A cousin posted this photograph on Facebook recently – it’s my great grandmother Julia. She married David Hayes on 20th May 1905 in Ireland. Aged 26 then, she died in 1951. What strikes me about this image, photographed on or around their wedding day, is that it would be one of only a handful of images taken in their lifetime. Of course photography was very different then, a relatively expensive and slow process. These days, particularly with Facebook and other sites, images of our lives, what we look like, what we are doing and where we are, can run into the thousands every year. Of course a wedding is and was a high point in everyone’s lives. I understand the custom in Victorian and Edwardian times was, if you were wealthy enough, was to commission a studio portrait on or around the wedding day to commemorate the event. Due to the camera exposure times, the subjects had to remain still for a few seconds to avoid camera blur which was often the main reason for those stern, fixed expressions.

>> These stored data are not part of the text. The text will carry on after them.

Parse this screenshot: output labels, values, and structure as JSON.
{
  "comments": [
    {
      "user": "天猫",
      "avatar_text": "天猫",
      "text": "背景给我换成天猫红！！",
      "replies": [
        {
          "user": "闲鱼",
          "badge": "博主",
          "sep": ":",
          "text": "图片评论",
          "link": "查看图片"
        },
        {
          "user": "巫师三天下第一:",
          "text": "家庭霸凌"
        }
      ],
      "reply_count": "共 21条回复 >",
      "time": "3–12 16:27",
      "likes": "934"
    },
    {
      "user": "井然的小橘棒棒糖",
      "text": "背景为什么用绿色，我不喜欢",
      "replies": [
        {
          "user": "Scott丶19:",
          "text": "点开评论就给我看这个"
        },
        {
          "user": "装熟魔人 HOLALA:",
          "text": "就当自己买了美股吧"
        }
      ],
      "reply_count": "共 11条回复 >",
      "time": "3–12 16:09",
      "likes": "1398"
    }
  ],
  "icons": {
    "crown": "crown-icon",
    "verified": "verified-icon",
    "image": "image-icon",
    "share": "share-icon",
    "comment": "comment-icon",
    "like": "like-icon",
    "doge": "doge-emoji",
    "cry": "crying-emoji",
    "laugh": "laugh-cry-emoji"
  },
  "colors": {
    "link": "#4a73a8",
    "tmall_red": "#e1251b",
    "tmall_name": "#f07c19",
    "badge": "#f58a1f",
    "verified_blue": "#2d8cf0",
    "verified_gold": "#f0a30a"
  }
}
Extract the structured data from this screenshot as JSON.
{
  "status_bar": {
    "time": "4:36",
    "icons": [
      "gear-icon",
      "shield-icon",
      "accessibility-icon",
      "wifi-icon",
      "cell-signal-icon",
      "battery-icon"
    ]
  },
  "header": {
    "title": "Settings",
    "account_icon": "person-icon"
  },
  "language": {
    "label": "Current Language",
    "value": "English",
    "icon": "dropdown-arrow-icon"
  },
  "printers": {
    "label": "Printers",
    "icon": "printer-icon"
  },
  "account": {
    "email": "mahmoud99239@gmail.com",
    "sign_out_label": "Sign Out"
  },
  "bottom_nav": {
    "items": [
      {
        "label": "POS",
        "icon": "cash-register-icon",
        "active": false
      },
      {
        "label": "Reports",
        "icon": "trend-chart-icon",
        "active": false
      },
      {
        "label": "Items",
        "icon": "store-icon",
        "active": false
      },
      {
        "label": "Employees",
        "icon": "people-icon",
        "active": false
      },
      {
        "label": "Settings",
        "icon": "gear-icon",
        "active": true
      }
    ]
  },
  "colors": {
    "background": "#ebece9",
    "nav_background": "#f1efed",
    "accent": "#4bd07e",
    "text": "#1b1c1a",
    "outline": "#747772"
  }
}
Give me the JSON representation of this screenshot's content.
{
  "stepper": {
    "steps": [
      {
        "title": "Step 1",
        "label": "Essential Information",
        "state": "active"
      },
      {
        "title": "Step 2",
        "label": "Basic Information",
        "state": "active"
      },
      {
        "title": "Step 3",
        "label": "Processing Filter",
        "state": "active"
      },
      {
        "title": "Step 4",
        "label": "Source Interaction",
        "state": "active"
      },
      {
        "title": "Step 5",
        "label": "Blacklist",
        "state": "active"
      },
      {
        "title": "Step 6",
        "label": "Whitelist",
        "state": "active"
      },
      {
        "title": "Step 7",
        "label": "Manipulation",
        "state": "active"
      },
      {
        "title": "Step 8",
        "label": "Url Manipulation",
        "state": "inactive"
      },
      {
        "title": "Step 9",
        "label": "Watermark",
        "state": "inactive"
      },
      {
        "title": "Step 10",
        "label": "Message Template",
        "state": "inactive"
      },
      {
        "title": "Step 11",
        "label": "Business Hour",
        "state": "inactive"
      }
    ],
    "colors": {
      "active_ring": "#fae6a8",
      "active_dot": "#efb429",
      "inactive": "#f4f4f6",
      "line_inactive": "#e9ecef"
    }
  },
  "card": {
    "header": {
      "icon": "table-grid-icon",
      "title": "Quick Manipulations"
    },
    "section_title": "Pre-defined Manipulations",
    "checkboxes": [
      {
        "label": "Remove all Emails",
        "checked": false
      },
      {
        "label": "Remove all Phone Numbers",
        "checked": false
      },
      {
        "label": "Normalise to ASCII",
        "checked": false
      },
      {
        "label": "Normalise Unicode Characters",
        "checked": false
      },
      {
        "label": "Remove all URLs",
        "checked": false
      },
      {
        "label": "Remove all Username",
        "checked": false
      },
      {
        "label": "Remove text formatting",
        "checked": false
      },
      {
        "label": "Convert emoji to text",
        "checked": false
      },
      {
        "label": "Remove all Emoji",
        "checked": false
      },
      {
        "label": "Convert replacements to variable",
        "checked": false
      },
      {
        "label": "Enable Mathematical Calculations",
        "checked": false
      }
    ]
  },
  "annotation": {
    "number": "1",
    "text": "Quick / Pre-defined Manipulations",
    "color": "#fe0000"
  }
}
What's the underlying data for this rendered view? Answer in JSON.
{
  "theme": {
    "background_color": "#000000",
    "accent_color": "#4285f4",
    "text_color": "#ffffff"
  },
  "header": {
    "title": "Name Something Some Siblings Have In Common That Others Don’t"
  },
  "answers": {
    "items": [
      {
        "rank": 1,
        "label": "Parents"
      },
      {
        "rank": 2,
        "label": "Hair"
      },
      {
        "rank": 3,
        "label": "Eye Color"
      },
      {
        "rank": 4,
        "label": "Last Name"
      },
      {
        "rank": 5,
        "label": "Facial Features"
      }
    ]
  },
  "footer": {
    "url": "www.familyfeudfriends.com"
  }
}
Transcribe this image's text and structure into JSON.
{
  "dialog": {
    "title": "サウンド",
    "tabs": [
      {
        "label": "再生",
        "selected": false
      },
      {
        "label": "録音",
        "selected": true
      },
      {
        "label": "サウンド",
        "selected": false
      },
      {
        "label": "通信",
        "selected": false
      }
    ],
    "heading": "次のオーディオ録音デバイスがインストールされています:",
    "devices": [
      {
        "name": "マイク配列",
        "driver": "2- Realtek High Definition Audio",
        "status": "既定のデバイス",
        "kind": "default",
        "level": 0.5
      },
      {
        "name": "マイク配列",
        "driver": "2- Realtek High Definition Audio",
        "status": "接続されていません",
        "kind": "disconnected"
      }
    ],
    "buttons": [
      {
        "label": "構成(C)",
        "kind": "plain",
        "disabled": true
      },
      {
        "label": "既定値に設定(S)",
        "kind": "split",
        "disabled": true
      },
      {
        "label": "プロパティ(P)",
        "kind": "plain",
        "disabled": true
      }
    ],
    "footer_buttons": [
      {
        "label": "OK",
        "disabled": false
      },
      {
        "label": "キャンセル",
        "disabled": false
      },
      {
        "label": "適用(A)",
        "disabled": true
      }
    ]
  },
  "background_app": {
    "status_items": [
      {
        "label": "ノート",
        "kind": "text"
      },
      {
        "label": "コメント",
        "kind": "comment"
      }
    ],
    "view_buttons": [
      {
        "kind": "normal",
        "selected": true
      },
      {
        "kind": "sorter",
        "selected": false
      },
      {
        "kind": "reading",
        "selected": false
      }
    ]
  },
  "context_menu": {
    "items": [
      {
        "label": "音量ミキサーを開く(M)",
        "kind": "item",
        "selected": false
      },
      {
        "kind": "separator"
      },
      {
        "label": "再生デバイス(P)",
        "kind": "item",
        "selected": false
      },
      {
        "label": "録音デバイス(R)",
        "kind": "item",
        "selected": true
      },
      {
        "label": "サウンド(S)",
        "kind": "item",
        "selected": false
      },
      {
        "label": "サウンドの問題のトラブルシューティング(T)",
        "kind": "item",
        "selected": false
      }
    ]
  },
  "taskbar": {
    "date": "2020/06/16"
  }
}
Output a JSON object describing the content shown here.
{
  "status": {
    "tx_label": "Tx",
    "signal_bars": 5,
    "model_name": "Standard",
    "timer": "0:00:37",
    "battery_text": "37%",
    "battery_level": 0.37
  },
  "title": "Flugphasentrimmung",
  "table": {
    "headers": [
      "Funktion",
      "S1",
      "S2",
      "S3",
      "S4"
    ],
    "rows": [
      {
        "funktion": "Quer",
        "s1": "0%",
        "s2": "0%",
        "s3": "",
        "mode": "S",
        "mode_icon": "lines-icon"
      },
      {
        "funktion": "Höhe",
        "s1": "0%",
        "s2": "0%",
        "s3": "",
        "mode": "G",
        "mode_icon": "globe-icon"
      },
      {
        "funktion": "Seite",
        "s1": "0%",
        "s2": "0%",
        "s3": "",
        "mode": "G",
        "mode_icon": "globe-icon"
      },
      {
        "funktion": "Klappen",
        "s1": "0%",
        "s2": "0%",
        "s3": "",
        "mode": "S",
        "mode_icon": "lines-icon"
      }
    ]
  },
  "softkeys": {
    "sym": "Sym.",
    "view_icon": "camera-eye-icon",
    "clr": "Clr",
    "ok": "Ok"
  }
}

There’s a great series on the site retronaut.com called smiling Victorians which has some beautiful photographs of ordinary people exhibiting an uncharacteristic joie de vivre. Because we are visually so used to the image of the grim Victorian, these photographs are really compelling.
Just for a laugh, we recreated turn of the century bride and groom photograph at Tony and Sadie’s wedding at Pennyhill Park Hotel in Bagshot.
Sadie is holding it together quite well but there’s definitely a hint of a smirk on Tony’s face!
I wonder who will be looking at my wedding photographs in 100 years time…who will be looking at yours?